Preface
In the 21st century, nobody does statistics by pen and paper. Those statistical tables found at the back of statistics textbooks belong in the museum. Statistics you hear from the news and research are produced by computers. This book uses R. You may ask why not using a spreadsheet, such as Microsoft Excel or Google Sheets. While they are excellent tools - easy to use, they have significant shortcomings. In particular, they lack of reproducibility, as they operate through point-clicking, drag-and-drop, etc.

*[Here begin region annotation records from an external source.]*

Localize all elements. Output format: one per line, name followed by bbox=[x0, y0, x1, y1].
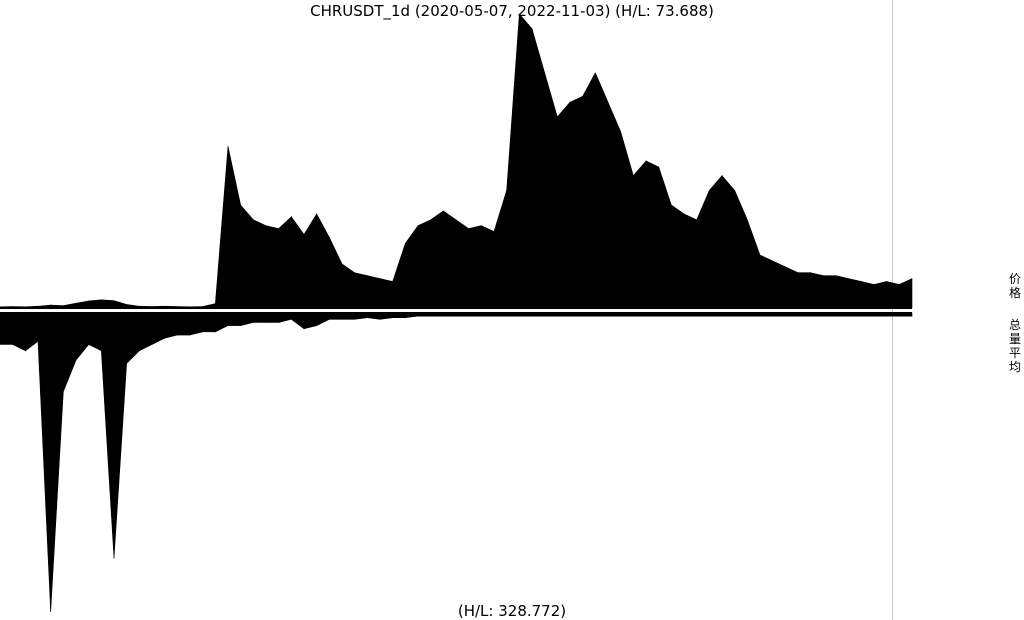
volume-segment bbox=[265, 312, 279, 323]
volume-series bbox=[0, 312, 913, 613]
price-segment bbox=[582, 72, 596, 309]
volume-segment bbox=[126, 312, 140, 365]
price-segment bbox=[671, 204, 685, 309]
volume-segment bbox=[227, 312, 241, 326]
volume-segment bbox=[215, 312, 229, 333]
price-segment bbox=[823, 275, 837, 309]
price-segment bbox=[696, 190, 710, 309]
price-segment bbox=[227, 146, 241, 309]
price-segment bbox=[747, 219, 761, 309]
volume-segment bbox=[113, 312, 127, 559]
price-segment bbox=[265, 225, 279, 309]
volume-segment bbox=[202, 312, 216, 333]
price-segment bbox=[607, 102, 621, 309]
price-segment bbox=[341, 263, 355, 309]
price-segment bbox=[303, 212, 317, 309]
price-segment bbox=[405, 224, 419, 309]
price-segment bbox=[633, 160, 647, 309]
price-segment bbox=[734, 190, 748, 309]
price-segment bbox=[392, 243, 406, 309]
price-segment bbox=[810, 272, 824, 309]
price-segment bbox=[658, 166, 672, 309]
volume-segment bbox=[139, 312, 153, 352]
price-segment bbox=[379, 278, 393, 309]
volume-segment bbox=[50, 312, 64, 613]
price-segment bbox=[683, 213, 697, 309]
volume-segment bbox=[164, 312, 178, 339]
price-segment bbox=[595, 72, 609, 309]
volume-segment bbox=[151, 312, 165, 345]
price-segment bbox=[253, 219, 267, 309]
volume-segment bbox=[240, 312, 254, 326]
volume-segment bbox=[291, 312, 305, 330]
price-segment bbox=[557, 101, 571, 309]
volume-segment bbox=[0, 312, 13, 345]
price-segment bbox=[278, 216, 292, 309]
price-segment bbox=[886, 281, 900, 309]
volume-segment bbox=[75, 312, 89, 362]
volume-segment bbox=[12, 312, 26, 352]
price-segment bbox=[772, 260, 786, 309]
price-segment bbox=[519, 13, 533, 309]
price-segment bbox=[835, 275, 849, 309]
legend-price-label: 价格 bbox=[1008, 272, 1021, 300]
price-segment bbox=[316, 213, 330, 309]
price-segment bbox=[101, 299, 115, 309]
volume-segment bbox=[37, 312, 51, 613]
volume-segment bbox=[303, 312, 317, 330]
price-segment bbox=[215, 146, 229, 309]
price-segment bbox=[848, 278, 862, 309]
price-segment bbox=[569, 95, 583, 309]
volume-segment bbox=[177, 312, 191, 336]
volume-segment bbox=[189, 312, 203, 336]
price-segment bbox=[531, 28, 545, 309]
price-segment bbox=[861, 281, 875, 309]
price-segment bbox=[620, 131, 634, 309]
price-segment bbox=[75, 300, 89, 309]
price-segment bbox=[113, 300, 127, 309]
price-segment bbox=[468, 225, 482, 309]
price-segment bbox=[291, 215, 305, 309]
price-segment bbox=[506, 13, 520, 309]
volume-segment bbox=[278, 312, 292, 323]
price-segment bbox=[430, 210, 444, 309]
price-segment bbox=[88, 299, 102, 309]
price-series bbox=[0, 13, 913, 309]
price-segment bbox=[721, 174, 735, 309]
price-segment bbox=[367, 275, 381, 309]
volume-segment bbox=[101, 312, 115, 559]
price-segment bbox=[417, 219, 431, 309]
legend-volume-label: 总量平均 bbox=[1008, 318, 1021, 374]
price-segment bbox=[240, 204, 254, 309]
chart-footer-label: (H/L: 328.772) bbox=[457, 602, 567, 620]
price-segment bbox=[759, 254, 773, 309]
price-segment bbox=[544, 72, 558, 309]
price-segment bbox=[455, 219, 469, 309]
price-segment bbox=[873, 281, 887, 309]
volume-segment bbox=[253, 312, 267, 323]
price-segment bbox=[645, 160, 659, 309]
volume-segment bbox=[88, 312, 102, 352]
price-segment bbox=[709, 174, 723, 309]
volume-segment bbox=[25, 312, 39, 352]
price-segment bbox=[443, 210, 457, 309]
volume-segment bbox=[316, 312, 330, 327]
price-segment bbox=[329, 237, 343, 309]
price-segment bbox=[481, 225, 495, 309]
price-segment bbox=[785, 266, 799, 309]
price-segment bbox=[899, 278, 913, 309]
chart-title: CHRUSDT_1d (2020-05-07, 2022-11-03) (H/L… bbox=[310, 2, 714, 20]
volume-segment bbox=[63, 312, 77, 392]
price-segment bbox=[493, 190, 507, 309]
price-segment bbox=[354, 272, 368, 309]
price-segment bbox=[797, 272, 811, 309]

This book intends to provide readers with the bare minimum of R to start analyzing data. In particular, this book is written for readers who have scant experience in computer programming or scripting. I want them to focus on deploying R’s rich library of statistical tools to get the desired results rather than being bogged down by the technical details and cryptic syntax of the R language. Although most people think a book like this is about R programming, I prefer to call it scripting. The nuance is that the goal of programming is to implement algorithms - a step-by-step procedure to tackle a problem like a cooking recipe. Here we focus on what (expected results) instead of how (algorithms); just tells the R functions here is the data and the parameters, please process them and return the results.
Usage
The book consists of two parts. Part I focuses on the basics. Chapter 1 discusses R objects and operations act on these objects, descriptive statistical functions, and data wrangling using base R and tidyverse
. Chapter 2 covers on data visualization. Both base R and ggplot2
graphical systems will be discussed. Importantly, it provides guidelines to readers how to choose the most suitable graph according to the properties of data. A picture is worth a thousand words. This book will discuss the purpose, pros and cons of each type of graph. Part II includes use cases that leverage the topics discussed in the previous parts.
Scripting is best learned through hands-on practice; it is like learning to swim. You don’t just listen to lectures. You’ve got to jump into the water and get wet! To try out the examples and exercises, you need to have access to RStudio. There are two options: sign in to the RStudio cloud service from here: (https://posit.cloud/plans?utm_source=Website&utm_medium=IDE_Download), or install R and RStudio on your own computers. Let me use a car analogy to illustrate the relationship between R and RStudio. R is the engine and RStudio is the dashboard. RStudio provides an Interactive Development Environment (IDE) that provides a user-friendly environment for you to unleash the power of R. Both of them work on household Windows and macOS computers. The installation is straightforward; it involves few double-clicks. Here are the links to download R (https://cran.r-project.org/) and RStudio (https://posit.co/download/rstudio-desktop/).
Lastly, this is a live book that I will continue to update with topics to help readers like you. I invite you to check back periodically to discover new material.